Arms gripped over the shaking shoulders of her twin, Cordy led Lex inside. And as their mother held her head under the sink, aiming the faucet directly at her daughter’s cornea, Lex’s other, uninjured eye beheld a sight that she would completely forget until this moment: that of her sister standing a few feet away and watching the disastrous scene unfold, sick with worry, her previously Very Important construction project long forgotten.
***
Lex blinked heavily—once, twice. Vaguely aware that the shouting in the background had stopped, she locked on to her sister’s frozen eyes and did not look away.

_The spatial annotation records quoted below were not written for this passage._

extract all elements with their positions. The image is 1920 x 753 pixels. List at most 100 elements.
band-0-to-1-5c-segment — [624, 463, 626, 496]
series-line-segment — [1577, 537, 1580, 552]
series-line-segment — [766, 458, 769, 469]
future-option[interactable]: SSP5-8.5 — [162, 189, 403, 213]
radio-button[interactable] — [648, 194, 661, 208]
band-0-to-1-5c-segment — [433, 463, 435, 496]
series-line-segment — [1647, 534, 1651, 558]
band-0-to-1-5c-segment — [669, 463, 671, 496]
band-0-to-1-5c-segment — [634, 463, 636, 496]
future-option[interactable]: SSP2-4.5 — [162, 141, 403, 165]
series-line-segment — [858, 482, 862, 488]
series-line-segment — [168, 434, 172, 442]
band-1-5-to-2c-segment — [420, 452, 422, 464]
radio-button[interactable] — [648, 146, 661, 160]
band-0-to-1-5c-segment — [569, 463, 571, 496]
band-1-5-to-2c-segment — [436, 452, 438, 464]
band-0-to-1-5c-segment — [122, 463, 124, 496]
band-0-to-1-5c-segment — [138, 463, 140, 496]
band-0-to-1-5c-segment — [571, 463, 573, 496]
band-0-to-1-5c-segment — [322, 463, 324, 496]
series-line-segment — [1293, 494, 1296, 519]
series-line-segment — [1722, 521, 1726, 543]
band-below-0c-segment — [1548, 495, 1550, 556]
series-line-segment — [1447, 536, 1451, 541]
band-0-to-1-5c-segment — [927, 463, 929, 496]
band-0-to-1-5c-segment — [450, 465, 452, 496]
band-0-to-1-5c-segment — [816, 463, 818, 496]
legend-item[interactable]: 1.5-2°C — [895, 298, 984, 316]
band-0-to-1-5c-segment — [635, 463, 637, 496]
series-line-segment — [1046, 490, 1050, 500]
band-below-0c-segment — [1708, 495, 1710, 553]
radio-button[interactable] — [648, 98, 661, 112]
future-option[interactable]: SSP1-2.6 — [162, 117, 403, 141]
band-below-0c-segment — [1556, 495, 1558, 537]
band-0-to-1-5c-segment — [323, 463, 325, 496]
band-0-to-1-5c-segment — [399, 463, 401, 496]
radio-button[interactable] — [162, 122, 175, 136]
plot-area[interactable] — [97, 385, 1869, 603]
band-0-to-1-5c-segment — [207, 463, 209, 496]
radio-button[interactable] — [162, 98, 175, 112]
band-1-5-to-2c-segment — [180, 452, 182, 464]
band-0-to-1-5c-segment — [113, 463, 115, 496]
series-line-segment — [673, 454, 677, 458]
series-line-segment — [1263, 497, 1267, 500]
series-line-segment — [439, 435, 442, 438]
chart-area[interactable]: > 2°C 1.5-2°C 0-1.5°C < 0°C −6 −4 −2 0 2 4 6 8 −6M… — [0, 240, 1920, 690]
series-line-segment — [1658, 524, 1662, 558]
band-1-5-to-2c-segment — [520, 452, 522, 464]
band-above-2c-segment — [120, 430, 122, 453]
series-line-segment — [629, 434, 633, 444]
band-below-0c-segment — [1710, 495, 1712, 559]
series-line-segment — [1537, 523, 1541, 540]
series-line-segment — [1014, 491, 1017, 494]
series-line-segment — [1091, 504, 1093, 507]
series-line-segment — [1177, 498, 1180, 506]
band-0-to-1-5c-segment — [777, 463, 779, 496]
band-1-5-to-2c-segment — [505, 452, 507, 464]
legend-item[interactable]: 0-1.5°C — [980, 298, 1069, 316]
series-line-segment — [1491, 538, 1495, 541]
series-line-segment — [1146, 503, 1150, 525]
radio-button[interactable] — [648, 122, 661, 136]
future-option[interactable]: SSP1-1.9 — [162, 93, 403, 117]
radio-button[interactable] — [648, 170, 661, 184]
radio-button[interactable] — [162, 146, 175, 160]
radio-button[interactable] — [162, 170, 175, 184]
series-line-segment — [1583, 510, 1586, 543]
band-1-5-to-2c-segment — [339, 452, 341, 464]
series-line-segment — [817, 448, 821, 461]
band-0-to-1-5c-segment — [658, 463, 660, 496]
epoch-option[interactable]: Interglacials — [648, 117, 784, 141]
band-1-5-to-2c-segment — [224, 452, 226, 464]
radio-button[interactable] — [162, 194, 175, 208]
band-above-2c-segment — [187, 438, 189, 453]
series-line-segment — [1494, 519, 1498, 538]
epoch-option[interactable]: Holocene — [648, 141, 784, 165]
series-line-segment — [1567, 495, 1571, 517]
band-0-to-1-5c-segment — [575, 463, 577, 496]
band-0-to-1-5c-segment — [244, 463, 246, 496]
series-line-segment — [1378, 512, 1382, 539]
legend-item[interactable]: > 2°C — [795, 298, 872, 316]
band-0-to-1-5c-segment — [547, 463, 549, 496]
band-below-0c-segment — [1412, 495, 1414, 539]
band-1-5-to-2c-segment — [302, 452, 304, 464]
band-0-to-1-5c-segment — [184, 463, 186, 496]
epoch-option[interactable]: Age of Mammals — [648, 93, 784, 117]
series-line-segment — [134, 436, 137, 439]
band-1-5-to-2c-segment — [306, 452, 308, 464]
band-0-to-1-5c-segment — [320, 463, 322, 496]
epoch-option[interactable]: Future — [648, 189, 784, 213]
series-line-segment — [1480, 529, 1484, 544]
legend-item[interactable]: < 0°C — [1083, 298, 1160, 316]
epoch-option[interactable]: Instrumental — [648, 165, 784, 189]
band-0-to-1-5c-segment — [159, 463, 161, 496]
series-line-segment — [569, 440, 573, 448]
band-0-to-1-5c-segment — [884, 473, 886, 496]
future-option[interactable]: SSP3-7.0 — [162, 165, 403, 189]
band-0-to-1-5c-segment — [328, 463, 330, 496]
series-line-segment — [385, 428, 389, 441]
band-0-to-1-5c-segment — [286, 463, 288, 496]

The longer she stalled, the longer the Elixir would rage through Cordy’s body. Lex was allowed to scythe out and call an emergency Killer to finish the job, but too much time had passed already. She thought back to Ayjay and the pain the Elixir had caused him. She couldn’t let Cordy suffer like that, even if it was only for a fraction of a second.
She swallowed, choking back the fear in her throat. She had to. She had to be the one to do it. Cordy would want it to be her.
From the dark sleeve of her hoodie, Lex shakily extended a bony finger and passed it over her sister’s face, gently touching her on the forehead. A burst of light flooded the room. The usual shock tore through Lex’s body, but this time she didn’t care. It felt good, almost, for her body to be in as much pain as her heart was.